Un jeune garçon affrontait péniblement le vent glacial de Décembre. Il réajusta son écharpe verte et argent contre lui tout en luttant contre la tempête de neige qui lui faisait face. Il poussa de toutes ses forces la grande porte qui se trouvait devant lui et se dépêcha de pénétrer dans le Grand Hall.
- Théodore ! s'exclama une voix dès qu'il eu refermé la porte. Je t'ai cherché de partout ce matin, mais tu étais déjà partit quand je me suis réveillée.

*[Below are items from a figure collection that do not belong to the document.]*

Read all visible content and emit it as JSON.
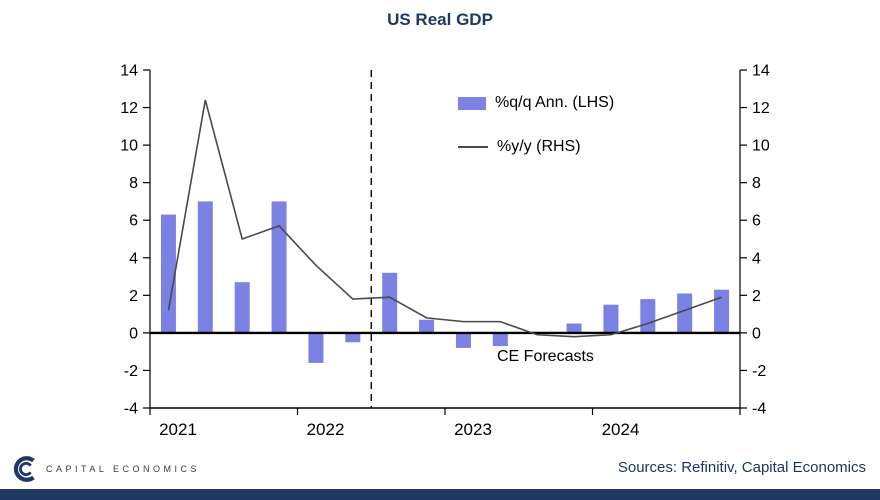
{
  "title": "US Real GDP",
  "colors": {
    "bar": "#7C81E4",
    "line": "#4a4a4a",
    "navy": "#1F3864",
    "axis": "#000000"
  },
  "chart_data": {
    "type": "bar+line",
    "x": [
      "2021 Q1",
      "2021 Q2",
      "2021 Q3",
      "2021 Q4",
      "2022 Q1",
      "2022 Q2",
      "2022 Q3",
      "2022 Q4",
      "2023 Q1",
      "2023 Q2",
      "2023 Q3",
      "2023 Q4",
      "2024 Q1",
      "2024 Q2",
      "2024 Q3",
      "2024 Q4"
    ],
    "year_labels": [
      "2021",
      "2022",
      "2023",
      "2024"
    ],
    "series": [
      {
        "name": "%q/q Ann. (LHS)",
        "type": "bar",
        "axis": "left",
        "values": [
          6.3,
          7.0,
          2.7,
          7.0,
          -1.6,
          -0.5,
          3.2,
          0.7,
          -0.8,
          -0.7,
          0.0,
          0.5,
          1.5,
          1.8,
          2.1,
          2.3
        ]
      },
      {
        "name": "%y/y (RHS)",
        "type": "line",
        "axis": "right",
        "values": [
          1.2,
          12.4,
          5.0,
          5.7,
          3.6,
          1.8,
          1.9,
          0.8,
          0.6,
          0.6,
          -0.1,
          -0.2,
          -0.1,
          0.5,
          1.2,
          1.9
        ]
      }
    ],
    "ylim": [
      -4,
      14
    ],
    "ytick_step": 2,
    "forecast_start_index": 6,
    "annotation": "CE Forecasts",
    "legend_position": "upper-center",
    "grid": false
  },
  "footer": {
    "logo_text": "CAPITAL ECONOMICS",
    "sources": "Sources: Refinitiv, Capital Economics"
  }
}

- Bonjour Daphné. C'est le premier jour des vacances, j'en ai profité pour aller voir les Sombrals.
- Justement, je pensais que pour notre première journée, on aurait pu... ne rien faire du tout. Profiter de notre temps libre. Et non pas s'aventurer dans la forêt au risque de finir congelé.
Théodore esquissa un léger sourire. Daphné était à Serpentard en cinquième année tout comme lui et elle était l'une des rares élèves qui passait du temps avec lui. Théodore aimait être seul, il ne se sentait pas obligé de faire partie d'une bande. Et comme moins celle de Malefoy qui faisait régner définitivement la terreur à Poudlard. Non, Théodore préférait la compagnie des livres qui lui permettait de s'évader quand il le voulait ce qui lui avait valut son surnom de "Garçon solitaire".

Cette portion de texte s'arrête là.